Interventi = Giuliana Lucchini
POESIA E CRITICA
Si fa tanto un parlare di critica e di poesia in questo periodo, che induce una riflessione
( peraltro sollecitata).
In questo mondo affollato e cresciuto culturalmente, è ovvio, oggi si scrive più che in ogni altra epoca. Soprattutto poesia. Ramo fiorente della letteratura, a giudicare dalla quantità di pubblicazioni. Chi non possiede mente particolarmente inventiva e immaginazione complessa, fantasia creatrice (talento innato), con buona dose di sicurezza scrittoria e capacità strutturale per avventurarsi nella narrativa di successo, magari con un tocco di colore ‘horror’ alla moda, scrive versi. Non sono impegnativi, rispetto alle altre forme di scrittura, non hanno bisogno di ‘scalette’, di personaggi, di intrichi, intrecci, di un’architettura d’insieme, di tanti ingredienti indispensabili. Il verso è libero. Accessibile. Basta andare a capo. Si può scrivere di tutto. E per prima cosa si scaricano le pulsioni emozionali, o di pensiero, inerenti al proprio essere, o esserci, nel mondo. Si indaga dentro se stessi l’imprevisto, lo sconosciuto. Si trova il proprio ritmo.
L’io, sempre celebrato, diventa l’esclusivo protagonista. Funziona da particolare che può guadagnare (o perdere) approcci con l’universale.
In tale contesto sorge il problema della lingua. Una poetica si impone, che caratterizza l’autore. Ognuno ha la propria lingua. Dalla più semplice, ingenua, banale, quotidiana, alla più articolata, metaforizzata, asciutta, intellettuale. Si possono dire le cose in tanti modi. Ciascuno sceglie (o subisce) il proprio stile.
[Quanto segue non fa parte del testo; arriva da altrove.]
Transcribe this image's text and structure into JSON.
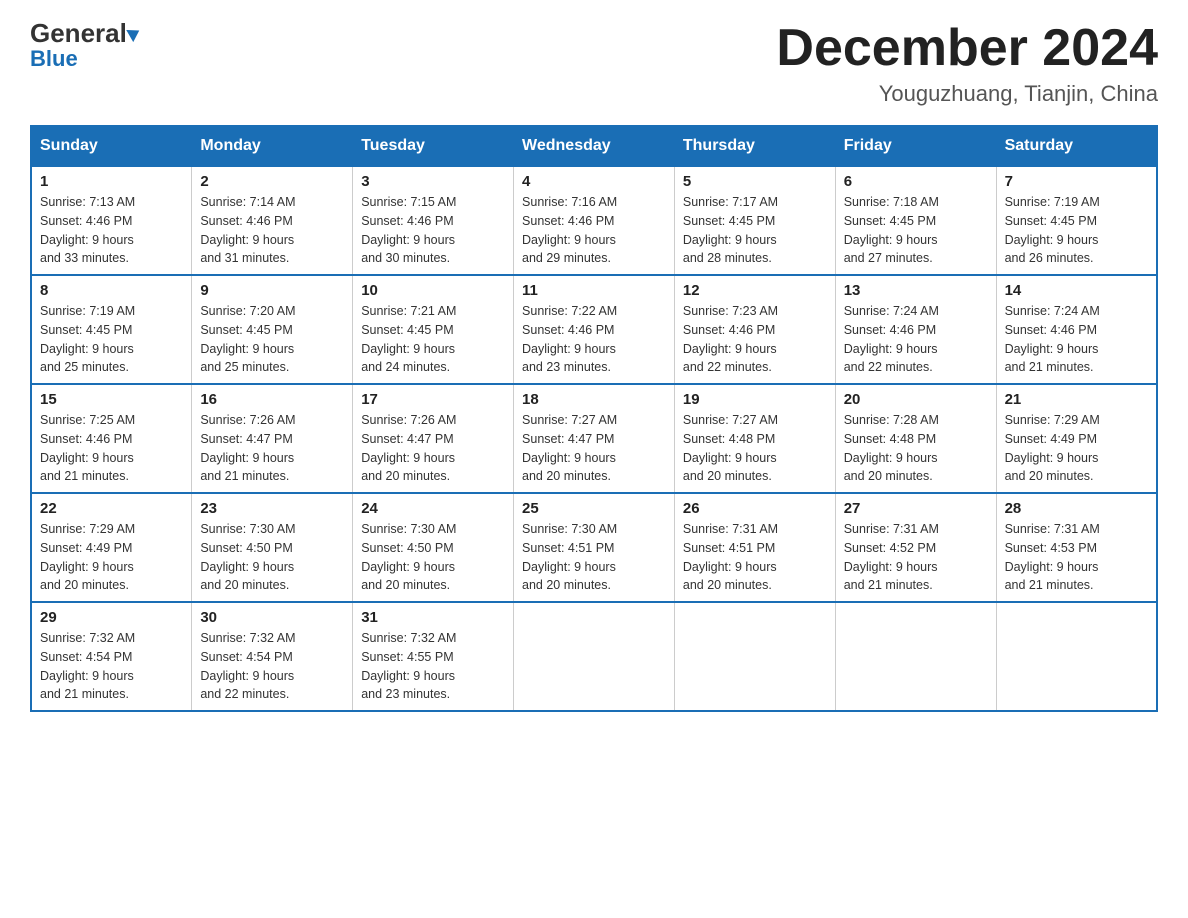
{
  "logo": {
    "general": "General",
    "blue": "Blue",
    "triangle_char": "▶"
  },
  "header": {
    "month_year": "December 2024",
    "location": "Youguzhuang, Tianjin, China"
  },
  "days_of_week": [
    "Sunday",
    "Monday",
    "Tuesday",
    "Wednesday",
    "Thursday",
    "Friday",
    "Saturday"
  ],
  "weeks": [
    [
      {
        "day": "1",
        "sunrise": "Sunrise: 7:13 AM",
        "sunset": "Sunset: 4:46 PM",
        "daylight": "Daylight: 9 hours",
        "minutes": "and 33 minutes."
      },
      {
        "day": "2",
        "sunrise": "Sunrise: 7:14 AM",
        "sunset": "Sunset: 4:46 PM",
        "daylight": "Daylight: 9 hours",
        "minutes": "and 31 minutes."
      },
      {
        "day": "3",
        "sunrise": "Sunrise: 7:15 AM",
        "sunset": "Sunset: 4:46 PM",
        "daylight": "Daylight: 9 hours",
        "minutes": "and 30 minutes."
      },
      {
        "day": "4",
        "sunrise": "Sunrise: 7:16 AM",
        "sunset": "Sunset: 4:46 PM",
        "daylight": "Daylight: 9 hours",
        "minutes": "and 29 minutes."
      },
      {
        "day": "5",
        "sunrise": "Sunrise: 7:17 AM",
        "sunset": "Sunset: 4:45 PM",
        "daylight": "Daylight: 9 hours",
        "minutes": "and 28 minutes."
      },
      {
        "day": "6",
        "sunrise": "Sunrise: 7:18 AM",
        "sunset": "Sunset: 4:45 PM",
        "daylight": "Daylight: 9 hours",
        "minutes": "and 27 minutes."
      },
      {
        "day": "7",
        "sunrise": "Sunrise: 7:19 AM",
        "sunset": "Sunset: 4:45 PM",
        "daylight": "Daylight: 9 hours",
        "minutes": "and 26 minutes."
      }
    ],
    [
      {
        "day": "8",
        "sunrise": "Sunrise: 7:19 AM",
        "sunset": "Sunset: 4:45 PM",
        "daylight": "Daylight: 9 hours",
        "minutes": "and 25 minutes."
      },
      {
        "day": "9",
        "sunrise": "Sunrise: 7:20 AM",
        "sunset": "Sunset: 4:45 PM",
        "daylight": "Daylight: 9 hours",
        "minutes": "and 25 minutes."
      },
      {
        "day": "10",
        "sunrise": "Sunrise: 7:21 AM",
        "sunset": "Sunset: 4:45 PM",
        "daylight": "Daylight: 9 hours",
        "minutes": "and 24 minutes."
      },
      {
        "day": "11",
        "sunrise": "Sunrise: 7:22 AM",
        "sunset": "Sunset: 4:46 PM",
        "daylight": "Daylight: 9 hours",
        "minutes": "and 23 minutes."
      },
      {
        "day": "12",
        "sunrise": "Sunrise: 7:23 AM",
        "sunset": "Sunset: 4:46 PM",
        "daylight": "Daylight: 9 hours",
        "minutes": "and 22 minutes."
      },
      {
        "day": "13",
        "sunrise": "Sunrise: 7:24 AM",
        "sunset": "Sunset: 4:46 PM",
        "daylight": "Daylight: 9 hours",
        "minutes": "and 22 minutes."
      },
      {
        "day": "14",
        "sunrise": "Sunrise: 7:24 AM",
        "sunset": "Sunset: 4:46 PM",
        "daylight": "Daylight: 9 hours",
        "minutes": "and 21 minutes."
      }
    ],
    [
      {
        "day": "15",
        "sunrise": "Sunrise: 7:25 AM",
        "sunset": "Sunset: 4:46 PM",
        "daylight": "Daylight: 9 hours",
        "minutes": "and 21 minutes."
      },
      {
        "day": "16",
        "sunrise": "Sunrise: 7:26 AM",
        "sunset": "Sunset: 4:47 PM",
        "daylight": "Daylight: 9 hours",
        "minutes": "and 21 minutes."
      },
      {
        "day": "17",
        "sunrise": "Sunrise: 7:26 AM",
        "sunset": "Sunset: 4:47 PM",
        "daylight": "Daylight: 9 hours",
        "minutes": "and 20 minutes."
      },
      {
        "day": "18",
        "sunrise": "Sunrise: 7:27 AM",
        "sunset": "Sunset: 4:47 PM",
        "daylight": "Daylight: 9 hours",
        "minutes": "and 20 minutes."
      },
      {
        "day": "19",
        "sunrise": "Sunrise: 7:27 AM",
        "sunset": "Sunset: 4:48 PM",
        "daylight": "Daylight: 9 hours",
        "minutes": "and 20 minutes."
      },
      {
        "day": "20",
        "sunrise": "Sunrise: 7:28 AM",
        "sunset": "Sunset: 4:48 PM",
        "daylight": "Daylight: 9 hours",
        "minutes": "and 20 minutes."
      },
      {
        "day": "21",
        "sunrise": "Sunrise: 7:29 AM",
        "sunset": "Sunset: 4:49 PM",
        "daylight": "Daylight: 9 hours",
        "minutes": "and 20 minutes."
      }
    ],
    [
      {
        "day": "22",
        "sunrise": "Sunrise: 7:29 AM",
        "sunset": "Sunset: 4:49 PM",
        "daylight": "Daylight: 9 hours",
        "minutes": "and 20 minutes."
      },
      {
        "day": "23",
        "sunrise": "Sunrise: 7:30 AM",
        "sunset": "Sunset: 4:50 PM",
        "daylight": "Daylight: 9 hours",
        "minutes": "and 20 minutes."
      },
      {
        "day": "24",
        "sunrise": "Sunrise: 7:30 AM",
        "sunset": "Sunset: 4:50 PM",
        "daylight": "Daylight: 9 hours",
        "minutes": "and 20 minutes."
      },
      {
        "day": "25",
        "sunrise": "Sunrise: 7:30 AM",
        "sunset": "Sunset: 4:51 PM",
        "daylight": "Daylight: 9 hours",
        "minutes": "and 20 minutes."
      },
      {
        "day": "26",
        "sunrise": "Sunrise: 7:31 AM",
        "sunset": "Sunset: 4:51 PM",
        "daylight": "Daylight: 9 hours",
        "minutes": "and 20 minutes."
      },
      {
        "day": "27",
        "sunrise": "Sunrise: 7:31 AM",
        "sunset": "Sunset: 4:52 PM",
        "daylight": "Daylight: 9 hours",
        "minutes": "and 21 minutes."
      },
      {
        "day": "28",
        "sunrise": "Sunrise: 7:31 AM",
        "sunset": "Sunset: 4:53 PM",
        "daylight": "Daylight: 9 hours",
        "minutes": "and 21 minutes."
      }
    ],
    [
      {
        "day": "29",
        "sunrise": "Sunrise: 7:32 AM",
        "sunset": "Sunset: 4:54 PM",
        "daylight": "Daylight: 9 hours",
        "minutes": "and 21 minutes."
      },
      {
        "day": "30",
        "sunrise": "Sunrise: 7:32 AM",
        "sunset": "Sunset: 4:54 PM",
        "daylight": "Daylight: 9 hours",
        "minutes": "and 22 minutes."
      },
      {
        "day": "31",
        "sunrise": "Sunrise: 7:32 AM",
        "sunset": "Sunset: 4:55 PM",
        "daylight": "Daylight: 9 hours",
        "minutes": "and 23 minutes."
      },
      null,
      null,
      null,
      null
    ]
  ]
}
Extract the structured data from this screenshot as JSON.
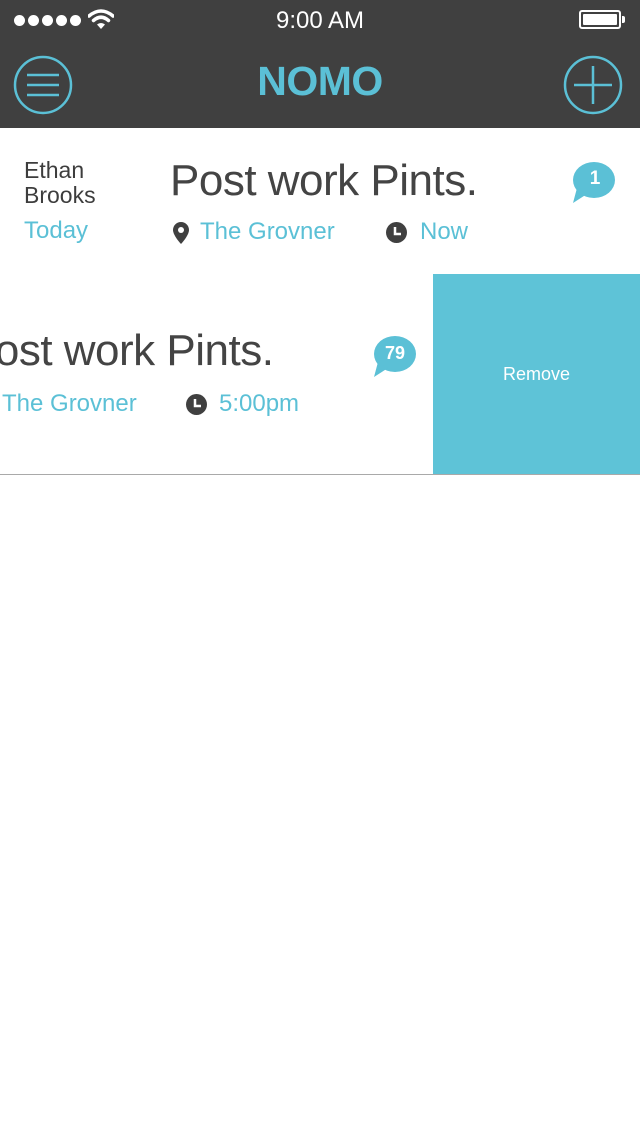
{
  "status_bar": {
    "time": "9:00 AM"
  },
  "header": {
    "title": "NOMO",
    "menu_icon": "hamburger-menu-icon",
    "add_icon": "plus-circle-icon"
  },
  "colors": {
    "accent": "#5bc0d6",
    "header_bg": "#404040",
    "text_dark": "#444444",
    "remove_bg": "#5ec3d7"
  },
  "events": [
    {
      "author": "Ethan Brooks",
      "date": "Today",
      "title": "Post work Pints.",
      "location": "The Grovner",
      "time": "Now",
      "comment_count": "1"
    },
    {
      "title": "Post work Pints.",
      "location": "The Grovner",
      "time": "5:00pm",
      "comment_count": "79",
      "swipe_action": "Remove"
    }
  ]
}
Ma da questo, a fare opera d’arte, ce ne corre.
Chi scrive ama i propri testi e guai a chi glieli tocca. (“Ognuno ama solamente se stesso”, cantava già qualcuno tanto tempo fa). Se un poeta presta attenzione a testi di altri, e vi si rapporta, torna pur sempre pieno d’affetto alle proprie pagine. Nessuno lo convince del contrario. I libri sono come figli del poeta. Per assicurarsi che abbiano lunga vita, i poeti li battezzano, li cresimano, a mezzo di ‘Prefazioni’, ‘Postfazioni’, segnali di salute e validità che dovrebbero invogliare e guidare la lettura, e che invece finiscono con il condizionare, perché il libro riceve, e si stampa addosso, con tutte le buone volontà, un’impronta estranea, una visione spesso parziale, riduttiva, o comunque insufficiente nel complesso.
Ma la firma del prefatore avvalla l’opera : merce griffata.
Pubblicato il libro, il poeta vuole naturalmente essere letto. Da chi? - Ebbé, dal lettore. E dove lo trova? Se non sei uscito per sortilegio dalle mani di pochissime Case Editrici di potere (diciamo del Nord), nessuno ti conosce, nessuno ti fila. Ed ecco il poeta si dà un gran daffare per acquisire ‘visibilità’ (così poco, tirate le somme!). Prima cosa distribuisce da sé il libro fra amici, poeti, persone che trovano tempo per la poesia. Si organizza in letture pubbliche, su siti, su blog, e-book e quant’altro: un lavorìo di recensioni, di presentazioni, con l’aiuto di compiacenti poeti che si improvvisano critici (dato che in effetti sono specialisti della materia), i quali a loro volta riceveranno attenzione da altri consimili. Gentilezze di scambio? Tutto con serietà.
“… i geologi scrivono per i geologi…”,(etc), scriveva il poeta Sally Prudhomme, primo Premio Nobel per la Letteratura, all’inizio del Novecento, per dire che ogni corporazione di specialisti, per esempio i poeti, è chiusa in se stessa a cerchio.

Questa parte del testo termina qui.